What puzzle toys do you have that you like? Is it okay to ask that….it's kind of on topic. If not…just delete this and pretend I didn't ask it…..

i will quietly leave….lol
you won't even hear me tiptoe out….
unless i step on a Carley surprise….yikes


----------



## jmm (Nov 23, 2004)

Primal Chicken Chips treats


----------



## eiksaa (Jun 8, 2012)

puppydoll said:


> What puzzle toys do you have that you like? Is it okay to ask that….it's kind of on topic. If not…just delete this and pretend I didn't ask it…..
> 
> i will quietly leave….lol
> you won't even hear me tiptoe out….
> unless i step on a Carley surprise….yikes


Yes, of course. Can't speak for everyone but I don't mind sharing at all. 

Gustave is a busy bee so we have a lot of puzzle toys to keep him out if trouble. We have a bob-a-lot which I love. It's also the only toy Mieka will bother trying to solve. 

Tracey sent us some lovely treat puzzle toys too last year when she was our secret Santa. It's one of those treat ball things where you fill it and the dog has to roll it around to get the treats. I like these because I can change the difficulty level. 

Then I have a bunch of Nina Ottoson toys. I love all of them. I don't remember clearly but I think I have Twister, tornado, dog smart and finder. 

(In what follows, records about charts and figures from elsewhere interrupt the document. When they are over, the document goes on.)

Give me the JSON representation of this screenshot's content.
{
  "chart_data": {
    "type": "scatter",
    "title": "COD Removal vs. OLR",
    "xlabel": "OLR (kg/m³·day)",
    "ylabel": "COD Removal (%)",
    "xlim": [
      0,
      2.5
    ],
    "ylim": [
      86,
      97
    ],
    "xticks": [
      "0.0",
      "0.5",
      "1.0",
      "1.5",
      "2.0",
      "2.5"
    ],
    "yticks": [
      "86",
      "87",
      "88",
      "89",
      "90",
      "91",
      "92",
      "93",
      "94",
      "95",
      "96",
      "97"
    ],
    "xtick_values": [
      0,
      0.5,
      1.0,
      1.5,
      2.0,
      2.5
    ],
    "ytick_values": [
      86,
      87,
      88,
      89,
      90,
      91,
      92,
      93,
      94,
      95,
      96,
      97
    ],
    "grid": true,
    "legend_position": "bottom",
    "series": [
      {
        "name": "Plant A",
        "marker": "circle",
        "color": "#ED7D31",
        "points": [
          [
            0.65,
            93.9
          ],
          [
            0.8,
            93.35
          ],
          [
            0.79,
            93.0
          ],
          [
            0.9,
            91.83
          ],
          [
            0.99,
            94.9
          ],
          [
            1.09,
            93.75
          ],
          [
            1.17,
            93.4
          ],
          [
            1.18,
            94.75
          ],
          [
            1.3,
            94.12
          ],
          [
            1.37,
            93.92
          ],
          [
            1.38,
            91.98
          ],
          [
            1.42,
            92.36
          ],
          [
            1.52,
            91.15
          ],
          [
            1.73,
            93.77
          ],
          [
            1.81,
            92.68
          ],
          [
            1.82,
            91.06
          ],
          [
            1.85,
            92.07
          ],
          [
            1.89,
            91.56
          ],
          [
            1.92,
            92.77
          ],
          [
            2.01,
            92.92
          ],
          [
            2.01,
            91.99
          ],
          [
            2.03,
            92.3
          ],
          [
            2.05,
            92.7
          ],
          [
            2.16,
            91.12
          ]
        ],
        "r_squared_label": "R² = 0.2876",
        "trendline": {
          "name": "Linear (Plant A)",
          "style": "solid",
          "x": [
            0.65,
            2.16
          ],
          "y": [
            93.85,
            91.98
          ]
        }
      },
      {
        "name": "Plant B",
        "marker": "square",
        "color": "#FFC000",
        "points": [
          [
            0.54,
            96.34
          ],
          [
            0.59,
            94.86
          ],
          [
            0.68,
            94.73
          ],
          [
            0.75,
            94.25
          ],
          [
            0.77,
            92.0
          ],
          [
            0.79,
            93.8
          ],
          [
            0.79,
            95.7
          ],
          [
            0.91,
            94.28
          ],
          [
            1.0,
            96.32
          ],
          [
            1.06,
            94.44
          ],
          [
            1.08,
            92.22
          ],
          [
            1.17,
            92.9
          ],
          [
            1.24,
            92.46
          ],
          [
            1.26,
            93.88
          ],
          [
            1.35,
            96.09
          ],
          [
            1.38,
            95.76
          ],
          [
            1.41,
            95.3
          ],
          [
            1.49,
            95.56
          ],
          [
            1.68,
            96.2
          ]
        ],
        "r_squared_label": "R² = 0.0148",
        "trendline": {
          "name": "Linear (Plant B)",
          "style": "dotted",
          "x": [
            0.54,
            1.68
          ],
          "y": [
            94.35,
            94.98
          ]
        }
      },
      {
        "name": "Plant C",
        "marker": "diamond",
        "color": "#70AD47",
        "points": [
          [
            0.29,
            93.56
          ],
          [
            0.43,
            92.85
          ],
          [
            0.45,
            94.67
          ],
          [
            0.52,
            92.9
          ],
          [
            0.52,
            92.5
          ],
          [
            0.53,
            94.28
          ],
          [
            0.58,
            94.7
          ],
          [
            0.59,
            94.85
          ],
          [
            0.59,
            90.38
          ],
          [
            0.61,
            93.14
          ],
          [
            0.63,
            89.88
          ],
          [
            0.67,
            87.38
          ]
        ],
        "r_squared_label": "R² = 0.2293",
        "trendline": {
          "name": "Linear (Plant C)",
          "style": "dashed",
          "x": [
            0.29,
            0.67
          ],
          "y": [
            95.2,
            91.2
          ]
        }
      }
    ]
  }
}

Sent from Petguide.com Free App


----------



## dntdelay (May 27, 2011)

I use Busy Buddy toys. They have some really cute toys that you put treats in them. I use their treats too; however, jasmine just likes Cheerios.


----------



## puppydoll (Jul 11, 2013)

Thanks Aastha and Audrey!! Carley has the Bob-A-Lot and loves it! I think it would be nice to have a few more to challenge her.


----------